Para onde vai o A68, o maior iceberg do mundo, que se desprendeu da Antártida?

Borda do iceberg A68 Direito de imagem Mario Tama/Getty Images
Image caption O iceberg A68 tem quatro vezes o tamanho de Londres

Faz dois anos que um bloco monstruoso de gelo conhecido como A68 se desprendeu da Antártida.

Imagens de satélite mostram que o iceberg – o maior do mundo – girou nas água do Mar de Weddell e agora está se movendo para o norte ao longo de uma península da Antártida.

Por um tempo, pareceu que a massa de água congelada de 160 km de comprimento tinha ficado presa em uma área onde o mar é mais raso. O A68 corria o risco de se tornar a maior ilha de gelo do mundo.

Mas o iceberg voltou a se movimentar – e aumentou sua velocidade.

"Para um objeto que pesa cerca de um trilhão de toneladas, o iceberg A68 parece ser um tanto quanto ágil", diz o professor de geologia Adrian Luckman, glaciologista da Universidade de Swansea, no Reino Unido.

"Depois de um ano ficando próximo ao bloco de gelo do qual se desprendeu, em meados de 2018 o A68 foi atingido pela Weddell Gyre, uma corrente oceânica que o girou em 270 graus e o carregou 250 km ao norte", diz Luckman à BBC News.
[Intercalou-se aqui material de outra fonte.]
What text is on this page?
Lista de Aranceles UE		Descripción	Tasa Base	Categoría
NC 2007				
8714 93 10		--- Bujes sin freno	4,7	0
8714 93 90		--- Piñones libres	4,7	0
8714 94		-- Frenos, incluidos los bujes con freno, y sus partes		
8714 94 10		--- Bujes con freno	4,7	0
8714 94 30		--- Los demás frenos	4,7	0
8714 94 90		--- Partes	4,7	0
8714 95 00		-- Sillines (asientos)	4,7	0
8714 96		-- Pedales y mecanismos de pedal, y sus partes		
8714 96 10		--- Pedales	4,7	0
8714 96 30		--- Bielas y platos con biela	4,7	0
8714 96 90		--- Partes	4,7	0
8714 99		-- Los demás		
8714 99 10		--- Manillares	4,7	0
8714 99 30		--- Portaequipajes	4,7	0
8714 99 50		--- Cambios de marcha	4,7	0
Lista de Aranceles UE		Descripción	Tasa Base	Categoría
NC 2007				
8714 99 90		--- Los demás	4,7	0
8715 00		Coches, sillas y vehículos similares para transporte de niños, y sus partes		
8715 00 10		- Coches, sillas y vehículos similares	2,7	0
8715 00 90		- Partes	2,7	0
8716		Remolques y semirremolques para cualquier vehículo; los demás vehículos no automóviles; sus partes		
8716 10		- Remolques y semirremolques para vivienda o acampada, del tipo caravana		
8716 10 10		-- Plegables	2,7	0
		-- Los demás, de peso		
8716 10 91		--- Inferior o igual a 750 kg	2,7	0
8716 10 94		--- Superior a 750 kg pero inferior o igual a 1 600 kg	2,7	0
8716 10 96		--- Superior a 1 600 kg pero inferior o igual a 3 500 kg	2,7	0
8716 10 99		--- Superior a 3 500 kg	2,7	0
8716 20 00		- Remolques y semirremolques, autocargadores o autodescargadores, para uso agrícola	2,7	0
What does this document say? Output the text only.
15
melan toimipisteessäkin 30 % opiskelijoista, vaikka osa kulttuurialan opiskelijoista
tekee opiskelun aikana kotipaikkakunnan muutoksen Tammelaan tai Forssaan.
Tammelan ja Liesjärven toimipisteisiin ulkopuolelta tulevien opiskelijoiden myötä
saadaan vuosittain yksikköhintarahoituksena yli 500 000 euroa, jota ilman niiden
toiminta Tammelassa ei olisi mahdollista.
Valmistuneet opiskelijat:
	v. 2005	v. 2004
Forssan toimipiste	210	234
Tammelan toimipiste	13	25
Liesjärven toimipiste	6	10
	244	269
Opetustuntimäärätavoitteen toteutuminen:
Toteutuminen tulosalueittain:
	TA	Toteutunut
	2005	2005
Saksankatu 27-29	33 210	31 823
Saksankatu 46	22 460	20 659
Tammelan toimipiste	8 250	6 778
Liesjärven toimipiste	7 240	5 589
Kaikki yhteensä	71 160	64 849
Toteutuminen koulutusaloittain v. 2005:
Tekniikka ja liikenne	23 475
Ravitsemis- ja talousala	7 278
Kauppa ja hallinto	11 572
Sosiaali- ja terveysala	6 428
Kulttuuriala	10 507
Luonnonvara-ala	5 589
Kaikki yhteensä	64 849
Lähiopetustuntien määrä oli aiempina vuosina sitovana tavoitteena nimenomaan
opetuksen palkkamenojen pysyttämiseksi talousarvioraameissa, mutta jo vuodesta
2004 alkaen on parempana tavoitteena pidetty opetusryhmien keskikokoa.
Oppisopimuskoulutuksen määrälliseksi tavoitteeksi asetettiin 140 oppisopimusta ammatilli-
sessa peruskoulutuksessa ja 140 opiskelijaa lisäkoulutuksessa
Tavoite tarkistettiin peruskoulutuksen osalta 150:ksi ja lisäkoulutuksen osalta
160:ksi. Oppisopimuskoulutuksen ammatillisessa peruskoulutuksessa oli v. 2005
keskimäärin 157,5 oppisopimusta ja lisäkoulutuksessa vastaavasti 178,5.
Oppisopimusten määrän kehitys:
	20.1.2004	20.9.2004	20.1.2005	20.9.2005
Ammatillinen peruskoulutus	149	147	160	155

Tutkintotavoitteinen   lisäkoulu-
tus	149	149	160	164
"O iceberg tem 160km de comprimento e apenas 200 metros de grossura – proporção equivalente à de um cartão de crédito – então é surpreendente que ele tenha sofrido tão pouco dano em sua viagem até agora."

Image caption Trajetória do iceberg

O A68 se desprendeu da beirada da plataforma de gelo conhecida como Larsen C em julho de 2017. Luckman faz parte do projeto Midas, que acompanha o Larsen C, e também tem seguido o progresso do A68 desde então, usando os satélites europeus Sentinel-1.

Os dois satélites Sentinel-1 passam sobre a região onde está o iceberg de pouco em pouco tempo. Eles são equipados com sensores de radar que conseguem ver a superfície da Terra independentemente das condições do tempo ou de iluminação. No momento, a Antártida está em meio à escuridão do inverno.

Direito de imagem British Antarctic Survey
Image caption A pesquisadora Ella Gilbert foi a primeira cientista a filmar o A68

Embora o A68 tenha em geral se mantido inteiro, ele perdeu alguns pedaços consideráveis de gelo. Uma parte caiu logo depois do iceberg se desprender – um pedaço grande o suficiente para receber sua própria designação: A68b.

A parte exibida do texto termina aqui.